It took four days for Anthony Rota to resign for leading the House of Commons in applause for a man who fought for a Nazi unit. The inevitable finally happened Tuesday afternoon.
Mr. Rota’s transgression was not ethical, but intellectual, in that he didn’t know – oh, how he should have – that the Ukrainian Second World War veteran in the visitors gallery that he asked MPs to honour, Yaroslav Hunka, had served in an SS unit.
But as Speaker of the Commons, Mr. Rota was explicitly the symbolic voice of the elected chamber. It was pretty clear that MPs were never going to forgive him for inviting a combatant from a Nazi unit and misleading them into clapping for him. That marred the joint session of Parliament for Ukraine’s wartime president, Volodymyr Zelensky. The applauding MPs are on video, and soon to be in Russian propaganda.
By 10 a.m. Tuesday, Mr. Rota was standing in front of a bulldozer about to push him into the political ditch. The NDP and the Bloc Québécois had called for his resignation on Monday. Liberal ministers heading into a cabinet meeting called for Mr. Rota to step down. Conservative Leader Pierre Poilievre did, too.

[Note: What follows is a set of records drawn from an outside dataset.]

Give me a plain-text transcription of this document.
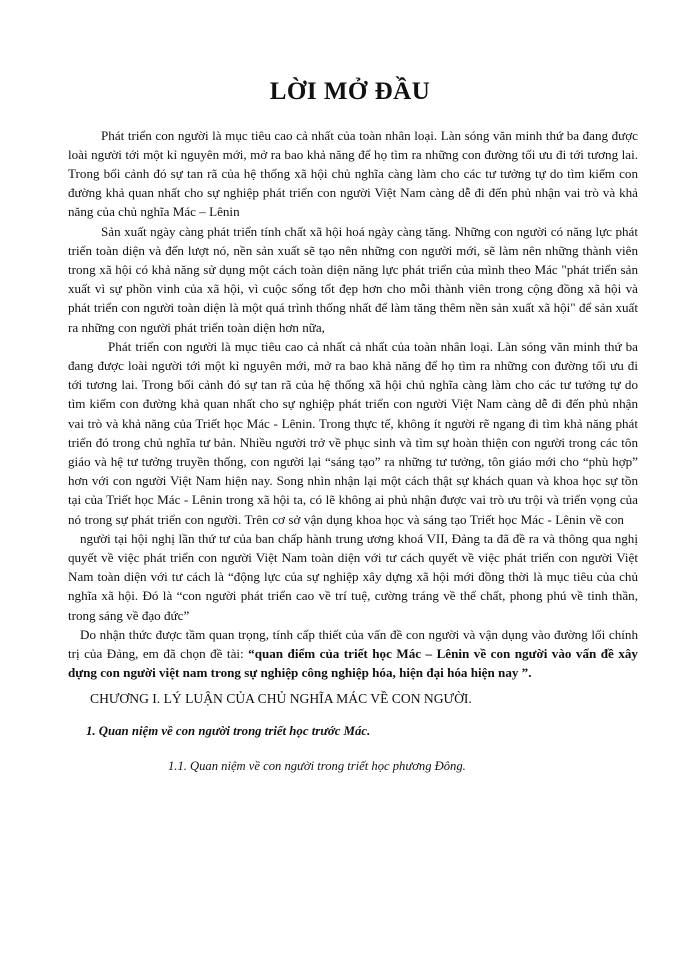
LỜI MỞ ĐẦU

Phát triển con người là mục tiêu cao cả nhất của toàn nhân loại. Làn sóng văn minh thứ ba đang được loài người tới một kỉ nguyên mới, mở ra bao khả năng để họ tìm ra những con đường tối ưu đi tới tương lai. Trong bối cảnh đó sự tan rã của hệ thống xã hội chủ nghĩa càng làm cho các tư tưởng tự do tìm kiếm con đường khả quan nhất cho sự nghiệp phát triển con người Việt Nam càng dễ đi đến phủ nhận vai trò và khả năng của chủ nghĩa Mác – Lênin

Sản xuất ngày càng phát triển tính chất xã hội hoá ngày càng tăng. Những con người có năng lực phát triển toàn diện và đến lượt nó, nền sản xuất sẽ tạo nên những con người mới, sẽ làm nên những thành viên trong xã hội có khả năng sử dụng một cách toàn diện năng lực phát triển của mình theo Mác "phát triển sản xuất vì sự phồn vinh của xã hội, vì cuộc sống tốt đẹp hơn cho mỗi thành viên trong cộng đồng xã hội và phát triển con người toàn diện là một quá trình thống nhất để làm tăng thêm nền sản xuất xã hội" để sản xuất ra những con người phát triển toàn diện hơn nữa,

Phát triển con người là mục tiêu cao cả nhất cả nhất của toàn nhân loại. Làn sóng văn minh thứ ba đang được loài người tới một kỉ nguyên mới, mở ra bao khả năng để họ tìm ra những con đường tối ưu đi tới tương lai. Trong bối cảnh đó sự tan rã của hệ thống xã hội chủ nghĩa càng làm cho các tư tưởng tự do tìm kiếm con đường khả quan nhất cho sự nghiệp phát triển con người Việt Nam càng dễ đi đến phủ nhận vai trò và khả năng của Triết học Mác - Lênin. Trong thực tế, không ít người rẽ ngang đi tìm khả năng phát triển đó trong chủ nghĩa tư bản. Nhiều người trở về phục sinh và tìm sự hoàn thiện con người trong các tôn giáo và hệ tư tưởng truyền thống, con người lại “sáng tạo” ra những tư tưởng, tôn giáo mới cho “phù hợp” hơn với con người Việt Nam hiện nay. Song nhìn nhận lại một cách thật sự khách quan và khoa học sự tồn tại của Triết học Mác - Lênin trong xã hội ta, có lẽ không ai phủ nhận được vai trò ưu trội và triển vọng của nó trong sự phát triển con người. Trên cơ sở vận dụng khoa học và sáng tạo Triết học Mác - Lênin về con

người tại hội nghị lần thứ tư của ban chấp hành trung ương khoá VII, Đảng ta đã đề ra và thông qua nghị quyết về việc phát triển con người Việt Nam toàn diện với tư cách quyết về việc phát triển con người Việt Nam toàn diện với tư cách là “động lực của sự nghiệp xây dựng xã hội mới đồng thời là mục tiêu của chủ nghĩa xã hội. Đó là “con người phát triển cao về trí tuệ, cường tráng về thể chất, phong phú về tinh thần, trong sáng về đạo đức”

Do nhận thức được tầm quan trọng, tính cấp thiết của vấn đề con người và vận dụng vào đường lối chính trị của Đảng, em đã chọn đề tài: “quan điểm của triết học Mác – Lênin về con người vào vấn đề xây dựng con người việt nam trong sự nghiệp công nghiệp hóa, hiện đại hóa hiện nay ”.

CHƯƠNG I. LÝ LUẬN CỦA CHỦ NGHĨA MÁC VỀ CON NGƯỜI.

1. Quan niệm về con người trong triết học trước Mác.

1.1. Quan niệm về con người trong triết học phương Đông.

Liberal House Leader Karina Gould said he had to go because he did it without telling anyone: not the government, not Mr. Zelensky’s delegation, “or any parliamentarian.”

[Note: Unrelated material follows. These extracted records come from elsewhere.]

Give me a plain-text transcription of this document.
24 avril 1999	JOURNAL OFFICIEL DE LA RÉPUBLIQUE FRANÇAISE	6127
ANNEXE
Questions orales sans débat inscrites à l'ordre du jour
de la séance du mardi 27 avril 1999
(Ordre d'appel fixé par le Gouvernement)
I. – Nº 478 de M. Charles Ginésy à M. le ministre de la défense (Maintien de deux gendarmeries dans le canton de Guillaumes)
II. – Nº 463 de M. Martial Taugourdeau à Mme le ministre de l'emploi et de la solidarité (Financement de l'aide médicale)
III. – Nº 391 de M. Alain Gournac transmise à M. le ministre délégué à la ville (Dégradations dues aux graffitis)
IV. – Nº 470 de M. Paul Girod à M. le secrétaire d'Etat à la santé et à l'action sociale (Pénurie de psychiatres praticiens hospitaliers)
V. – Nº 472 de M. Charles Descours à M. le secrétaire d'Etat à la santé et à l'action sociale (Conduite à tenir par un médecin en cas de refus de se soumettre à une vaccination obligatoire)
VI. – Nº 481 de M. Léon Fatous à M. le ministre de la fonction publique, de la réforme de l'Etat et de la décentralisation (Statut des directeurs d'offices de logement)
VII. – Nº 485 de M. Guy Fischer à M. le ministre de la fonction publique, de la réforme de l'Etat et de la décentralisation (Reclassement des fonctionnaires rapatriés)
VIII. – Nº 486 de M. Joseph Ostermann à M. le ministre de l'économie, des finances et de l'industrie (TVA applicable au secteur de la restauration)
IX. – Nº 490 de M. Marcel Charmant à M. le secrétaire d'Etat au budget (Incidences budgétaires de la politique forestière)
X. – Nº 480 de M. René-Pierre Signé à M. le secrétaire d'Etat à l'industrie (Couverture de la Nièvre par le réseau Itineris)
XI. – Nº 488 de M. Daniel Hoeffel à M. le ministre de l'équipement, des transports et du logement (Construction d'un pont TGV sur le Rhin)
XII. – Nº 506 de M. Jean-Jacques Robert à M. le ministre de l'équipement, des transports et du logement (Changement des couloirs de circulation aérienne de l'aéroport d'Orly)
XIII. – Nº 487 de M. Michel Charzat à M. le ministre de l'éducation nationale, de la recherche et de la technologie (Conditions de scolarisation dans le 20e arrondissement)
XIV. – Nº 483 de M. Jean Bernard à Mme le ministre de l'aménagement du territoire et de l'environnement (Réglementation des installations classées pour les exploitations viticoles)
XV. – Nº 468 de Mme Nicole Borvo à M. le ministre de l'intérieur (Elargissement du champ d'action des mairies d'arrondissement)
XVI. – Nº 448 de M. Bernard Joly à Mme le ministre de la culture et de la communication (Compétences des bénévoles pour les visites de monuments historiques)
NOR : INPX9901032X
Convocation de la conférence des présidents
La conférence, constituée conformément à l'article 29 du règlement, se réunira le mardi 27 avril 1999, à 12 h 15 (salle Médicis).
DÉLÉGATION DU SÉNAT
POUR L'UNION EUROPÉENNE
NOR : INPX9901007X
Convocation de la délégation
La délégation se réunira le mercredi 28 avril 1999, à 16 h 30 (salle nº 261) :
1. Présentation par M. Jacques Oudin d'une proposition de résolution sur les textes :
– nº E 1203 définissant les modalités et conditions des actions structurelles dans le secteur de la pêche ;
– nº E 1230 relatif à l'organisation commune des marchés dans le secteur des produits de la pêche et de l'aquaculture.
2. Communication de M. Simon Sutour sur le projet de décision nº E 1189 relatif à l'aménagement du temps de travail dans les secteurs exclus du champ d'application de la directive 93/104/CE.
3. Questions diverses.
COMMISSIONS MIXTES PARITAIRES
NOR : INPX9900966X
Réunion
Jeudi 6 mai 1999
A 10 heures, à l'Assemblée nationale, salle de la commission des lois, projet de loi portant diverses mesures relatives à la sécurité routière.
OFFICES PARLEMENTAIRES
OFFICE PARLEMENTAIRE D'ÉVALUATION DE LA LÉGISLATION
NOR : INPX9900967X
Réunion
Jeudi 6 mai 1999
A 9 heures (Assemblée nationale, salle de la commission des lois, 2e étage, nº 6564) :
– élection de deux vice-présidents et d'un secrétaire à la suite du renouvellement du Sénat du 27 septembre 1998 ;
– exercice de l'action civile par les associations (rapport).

At 2 p.m., Mr. Rota rose from the Speaker’s chair to reiterate his apology, declare that the interests of the Commons come first, and announce his resignation, effective Wednesday. He walked out the door beside the Speaker’s chair, to applause, as deputy speaker Chris d’Entremont took over.

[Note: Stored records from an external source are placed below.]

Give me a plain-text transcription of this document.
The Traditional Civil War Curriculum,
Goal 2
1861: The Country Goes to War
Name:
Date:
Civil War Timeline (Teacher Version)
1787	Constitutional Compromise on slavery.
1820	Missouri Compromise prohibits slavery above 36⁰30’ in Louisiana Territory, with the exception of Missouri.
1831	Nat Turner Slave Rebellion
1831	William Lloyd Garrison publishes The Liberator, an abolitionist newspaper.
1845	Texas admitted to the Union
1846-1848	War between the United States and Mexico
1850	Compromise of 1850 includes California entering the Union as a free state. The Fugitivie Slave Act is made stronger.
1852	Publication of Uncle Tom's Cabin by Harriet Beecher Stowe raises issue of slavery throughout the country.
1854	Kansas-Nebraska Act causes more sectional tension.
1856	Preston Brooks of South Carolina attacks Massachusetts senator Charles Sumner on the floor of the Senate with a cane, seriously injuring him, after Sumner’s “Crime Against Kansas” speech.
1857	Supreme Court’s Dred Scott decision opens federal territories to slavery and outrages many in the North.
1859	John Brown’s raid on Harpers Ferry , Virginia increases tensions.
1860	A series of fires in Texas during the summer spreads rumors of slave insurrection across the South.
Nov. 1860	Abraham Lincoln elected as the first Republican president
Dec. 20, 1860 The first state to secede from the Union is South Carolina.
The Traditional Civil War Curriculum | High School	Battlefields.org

Mr. Rota is gone. But Friday’s mistake isn’t. Mr. Poilievre noted people are reading about it around the world, and questioned if there’s ever been a bigger diplomatic embarrassment. And now there are the recriminations. Who else to blame? Who will stop it ever happening again?
A lot of people asked how the control freaks in the Prime Minister’s Office had missed this. The Conservatives argued that the control freaks should never have missed this, and that it was the control freaks’ fault for not controlling enough. On television panels, communications consultants chimed in that Something More had to be done, beyond Mr. Rota’s apology and resignation.
Some of that missing Something More is on Prime Minister Justin Trudeau, who should have moved quickly – bright and early Saturday morning – to call Mr. Zelensky and apologize to his invited guest on behalf of Canada for dropping him into this pig’s breakfast.
Then Mr. Trudeau should have repeated that national apology in public for all to hear, including but not only for the Jewish community. And he should have done it fast to try to pre-empt Kremlin attempts to use the honouring of Mr. Hunka to further their bonkers claim that Russia invaded Ukraine to “de-Nazify” the country.
Still, the idea that Mr. Trudeau is to be held accountable for Mr. Rota’s mistake – pressed Tuesday by Mr. Poilievre – is wrong-headed and anti-democratic.
The Speaker of the House of Commons is, after all, supposed to be the impartial presiding officer of Parliament, and not answerable to the prime minister. Mr. Rota, a Liberal MP was elected as Speaker in a minority Parliament in 2019 when Conservative MPs collectively decided to oust his predecessor, Liberal MP Geoff Regan.
It isn’t supposed to be the role of the PMO to vet what the Speaker says and does. In a joint session of Parliament, it is the Speaker, the boss of all the Commons staff, who is supposed to be in charge. The traditional remarks of the Speakers of both the Senate and the Commons are expected to be both bland and widely ignored.
Asking the control freaks in the PMO to take control of the Speaker will infantilize the office, and by extension Parliament, and weaken accountability. We’d be better to go back to the expectation that the Speaker won’t invite a combatant with an SS unit to a joint session of Parliament.
But that probably won’t happen. The Conservatives were arguing Tuesday that the PMO should be vetting the Speaker’s guests, and presumably, speeches would have to be vetted, too. And you can expect the PMO to be asking to do that the next time.
In the meantime, Mr. Trudeau’s responsibility is picking up the pieces after a monumental international gaffe – and that’s a prime minister’s job.